GRAND RAPIDS, Mich. (WOOD) — A yearslong mission to provide a storefront for local women and minority makers in downtown Grand Rapids was finally realized Friday.
The Marketplace powered by Pack Elephant celebrated its grand opening at Studio Park with a 1 p.m. ribbon cutting ceremony.
“We had happened to sponsor a market here last year for the holidays. So, it just really kind of came full circle for us to be back in this space,” said Pack Elephant owner and CEO Winsome Kirton.
The Marketplace was baked into the plans for Studio Park from the start. Downtown Grand Rapids Inc. and developer Jackson Entertainment LLC agreed the $160 million project would include a nonprofit ground-floor retail business incubator to create more business diversity downtown and support entrepreneurs not yet ready to open their own storefront.
Early on in the search for someone to sublease the space, developers focused on Kirton’s Pack Elephant – a boutique store that specializes in gift baskets filled with West Michigan made artisanal products.
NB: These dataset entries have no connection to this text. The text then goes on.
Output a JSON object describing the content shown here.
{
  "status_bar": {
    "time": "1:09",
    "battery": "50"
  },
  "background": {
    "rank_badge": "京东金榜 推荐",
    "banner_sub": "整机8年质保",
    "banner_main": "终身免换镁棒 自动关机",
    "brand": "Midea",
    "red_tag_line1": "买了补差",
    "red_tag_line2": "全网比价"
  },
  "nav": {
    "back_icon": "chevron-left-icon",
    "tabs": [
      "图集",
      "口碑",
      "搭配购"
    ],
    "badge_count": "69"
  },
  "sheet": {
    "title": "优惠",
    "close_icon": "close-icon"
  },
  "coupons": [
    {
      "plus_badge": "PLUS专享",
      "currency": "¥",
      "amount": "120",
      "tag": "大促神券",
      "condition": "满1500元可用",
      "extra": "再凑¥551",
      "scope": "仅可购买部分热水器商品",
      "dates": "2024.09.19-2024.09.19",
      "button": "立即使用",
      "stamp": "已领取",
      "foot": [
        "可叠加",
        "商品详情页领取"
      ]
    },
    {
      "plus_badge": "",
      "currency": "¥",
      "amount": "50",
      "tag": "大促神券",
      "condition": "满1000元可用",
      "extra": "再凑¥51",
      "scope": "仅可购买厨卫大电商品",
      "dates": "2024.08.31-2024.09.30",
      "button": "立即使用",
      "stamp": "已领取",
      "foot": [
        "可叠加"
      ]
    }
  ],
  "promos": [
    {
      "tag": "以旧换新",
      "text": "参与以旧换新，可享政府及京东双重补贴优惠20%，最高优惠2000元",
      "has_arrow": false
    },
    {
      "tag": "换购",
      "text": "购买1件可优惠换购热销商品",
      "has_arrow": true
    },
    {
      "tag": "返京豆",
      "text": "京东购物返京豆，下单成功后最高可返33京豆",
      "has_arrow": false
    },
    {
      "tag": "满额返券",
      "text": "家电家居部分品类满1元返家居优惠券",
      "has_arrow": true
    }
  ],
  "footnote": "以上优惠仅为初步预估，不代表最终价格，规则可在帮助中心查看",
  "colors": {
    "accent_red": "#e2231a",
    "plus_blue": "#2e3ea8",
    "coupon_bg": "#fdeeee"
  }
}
“I think now more than ever, people are being conscious consumers. We are not only aware of the needs to support businesses locally, but the need to support businesses from communities that are typically, excluded or underserved by some of our resources,” said Kirton. “I think our business model is unique in that it does provide sort of a one-stop shop where we hope to make it more convenient, to be intentional and deliver on those goals.”
She says uninspiring corporate gifts she received while working in advertising in New York started her down the path to Pack Elephant.
“I am a creative individual and I thought, ‘You know, there was a gap there in the marketplace that connects some of these really talented entrepreneurs with corporate buyers who had the ability to create an impact on their business,” she explained.
Pack Elephant won Spring Garden’s 5X5 pitch competition in 2018. The next year, the business that started out of Kirton’s Grand Rapids home grew to include a pipeline of 117 makers and 43 corporate customers. It also recently expanded to include consumer gifting.
The Marketplace powered by Pack Elephant features 150 creations from nearly three dozen local makers, from foods to bath and body products. The 3,000-square-foot store offers prepared gift boxes or customers can work with store employees to pick and pack their own. Kirton says customers can expect to spend between $5-$30 for individual items; curated boxes run about $30-$100.
Each item comes with a QR code that shares the journey and background of its creator when scanned. Pack Elephant also shares the measured impact of customer purchases on its website, https://www.packelephant.com/.
“It’s part of our mission and it’s important to us that our customers and our clients are able to understand the impact that they’re making across communities when they do purchase gifts that support these communities,” she explained.
Kirton says more than 80% of businesses Pack Elephant supports are owned by women and about 40% are Black and Hispanic-owned businesses. Pack Elephant is also working with veteran and LGBTQ businesses.
“Having access to buyers and customers at scale is typically something that many underserved communities doesn’t have access to,” Kirton explained. “And what you see as a Black woman-owned business is that sometimes there is winner-take-all effect where once one business has the access to volume, the access stops there and it doesn’t really ever get shared with many of the other businesses in our community.”
“(Pack Elephant) is not a winner-take-all model. This is a win-win model, especially in the way that we have forged partnerships with the makers and our community,” she emphasized.
The past two weeks have been busy for Pack Elephant. The business started moving into its new space last week. Wednesday, the Downtown Development Authority approved a $67,500 retail innovation program grant to cover 18 months of rent as the store builds business and recoups its $50,000 investment into the space.
The Marketplace powered by Pack Elephant will also host events and programs to support budding entrepreneurs. Emily Loeks with Studio Park said an additional 1,000-square-foot space that’s attached to The Marketplace will serve as a pop-up storefront for makers. The first artist moved into the storefront overlooking Ionia Avenue Friday.
“We’ve talked about this for a long time and I think it aligns with a lot of our goals — not just to activate this space, but to also provide incubator space and to support our local makers and local businesses. And so I really see this as a win, win win,” Bliss said Wednesday.
“Grand Rapids is a really unique place. I was really amazed by how much talent lives in this very small city and then how passionate people were about supporting their community,” said Kirton. “I don’t think I ever felt this type of sense of community dedication to making sure that local businesses thrive.”
Hours after the announcement, Pack Elephant was alive with people building store shelves and inventory coming in.
“It’s been a pretty wild ride,” said Kirton.
The store’s décor is also a tribute to local artists. Pieces from Lions and Rabbits hang throughout Pack Elephant and a mural by Jasmine Bruce adorns one wall.
Kirton says the store aims to eventually showcase about 75 makers.
“We’re just honored to be the ones selected to drive this vision forward, and (we) hope that things do go well and that we can be here for a very, very long time,” said Kirton.
Pack Elephant will be open Tuesday through Sunday, from 11 a.m. to 7 p.m. during the holiday season. Kirton says they’ll consider longer hours starting in 2021, depending on business.